Ask a follow up question. Don't assume you know how they feel. Instead, get at their understanding of what happened. They could be using twisted logic, like they see a building collapse on TV and think it's Mommy's office building. Correct any misconceptions, and then offer assurance.

Explain simply. Give children the information they need to know in a way that makes sense to them.It’s like when you talk about sex. You obviously wouldn't explain everything to a 5-year-old. Talking about violence and safety is similar.

Listen and acknowledge. If a child talks about a news event (like a local robbery or kidnapping) and is worried, recognize her feeling and comfort her. You might say "I can see you're worried, but you are safe here. Remember how we always lock our doors." This acknowledges your child's feelings, helps her feel secure, and encourages her to tell you more.

Offer reassurance. When a child is exposed to disturbing news, she may worry about her safety. To help her calm down, offer specific examples that relate to her environment and don’t look too terrified yourself.
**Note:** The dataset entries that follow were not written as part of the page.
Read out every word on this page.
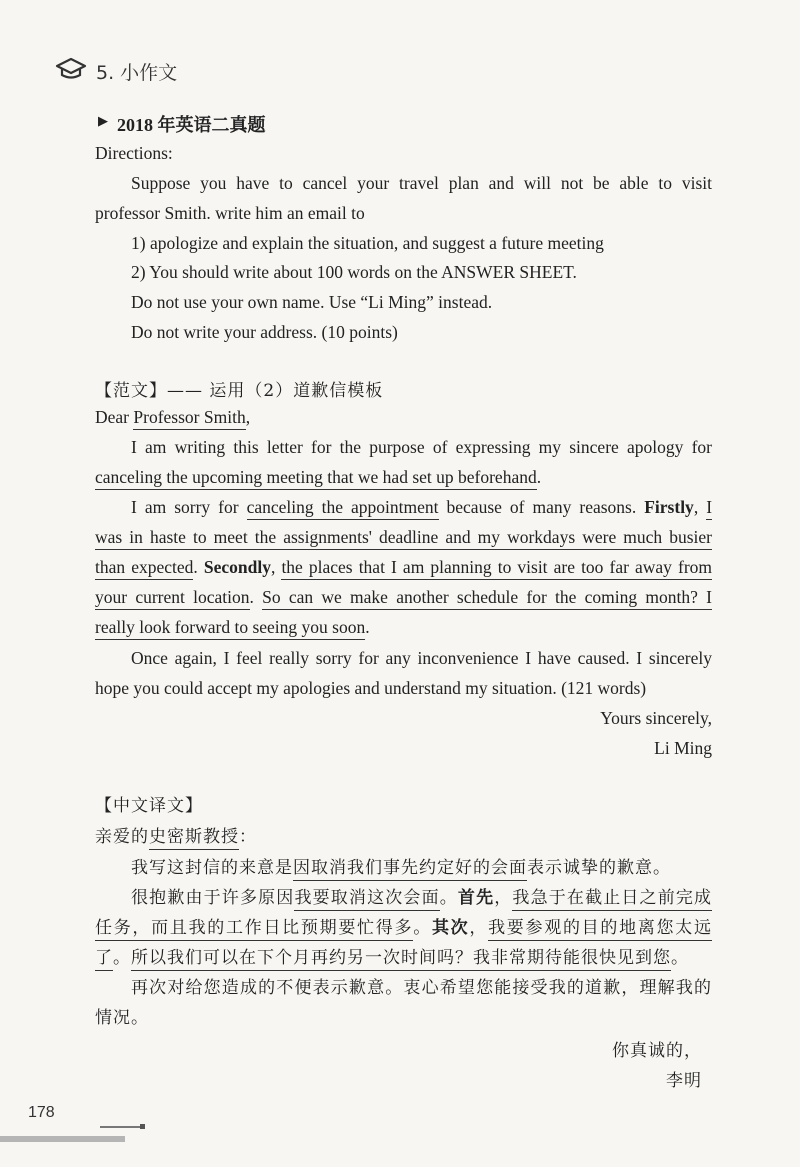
5. 小作文
▶ 2018 年英语二真题
Directions:
Suppose you have to cancel your travel plan and will not be able to visit
professor Smith. write him an email to
1) apologize and explain the situation, and suggest a future meeting
2) You should write about 100 words on the ANSWER SHEET.
Do not use your own name. Use “Li Ming” instead.
Do not write your address. (10 points)
【范文】—— 运用（2）道歉信模板
Dear Professor Smith,
I am writing this letter for the purpose of expressing my sincere apology for
canceling the upcoming meeting that we had set up beforehand.
I am sorry for canceling the appointment because of many reasons. Firstly, I
was in haste to meet the assignments' deadline and my workdays were much busier
than expected. Secondly, the places that I am planning to visit are too far away from
your current location. So can we make another schedule for the coming month? I
really look forward to seeing you soon.
Once again, I feel really sorry for any inconvenience I have caused. I sincerely
hope you could accept my apologies and understand my situation. (121 words)
Yours sincerely,
Li Ming
【中文译文】
亲爱的史密斯教授：
我写这封信的来意是因取消我们事先约定好的会面表示诚挚的歉意。
很抱歉由于许多原因我要取消这次会面。首先，我急于在截止日之前完成
任务，而且我的工作日比预期要忙得多。其次，我要参观的目的地离您太远
了。所以我们可以在下个月再约另一次时间吗？我非常期待能很快见到您。
再次对给您造成的不便表示歉意。衷心希望您能接受我的道歉，理解我的
情况。
你真诚的，
李明
178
Tailor your answer to your child's age. The amounts of information children need changes age by age. Until around age 7, experts suggest only addressing the tough stuff if kids bring it up first. But younger children might not be able to handle it well

Recognize that news doesn't have to be driven by disturbing pictures.

Put news stories in proper context. Showing that certain events are isolated or explaining how one event relates to another helps kids make better sense of what they hear.

Watch the news with your kids to filter inappropriate or frightening stories. If you're uncomfortable with the content of the news or if it's inappropriate for your child's age, turn it off.

Anticipate when guidance will be necessary and avoid shows that aren't appropriate for your child's age or level of development.

Talk about what you can do to help. In the case of a news event like a natural disaster, kids may gain a sense of control and feel more secure if you find ways to help those who have been affected.

Create "teachable moments." Keep a globe or atlas handy when watching the news to look up countries or areas mentioned in stories. Use an encyclopedia or the Internet to get more in-depth information about an issue or a country that kids show interest in.

Try to find positive news stories. Call attention to stories that emphasize positive actions and people making a difference - stories about new medical research, peace accords, activism on social or environmental issues and exceptional achievements in sports, the arts or sciences.

Explain the business of news. News media provide a valuable public service but they are also businesses that, in most cases, depend on advertising revenues to support them. In the search for images and stories that will attract audiences, the news media tend to focus on sensational crimes, tragedies and disasters.

Discuss bias and stereotyping in the news. Bias can be unintentional or deliberate, depending on the motives of news gatherers, the sources of information they rely on and the political leanings of the media outlet's owner. As well, reporters often work under tight deadlines and may not have time to present several sides of an issue.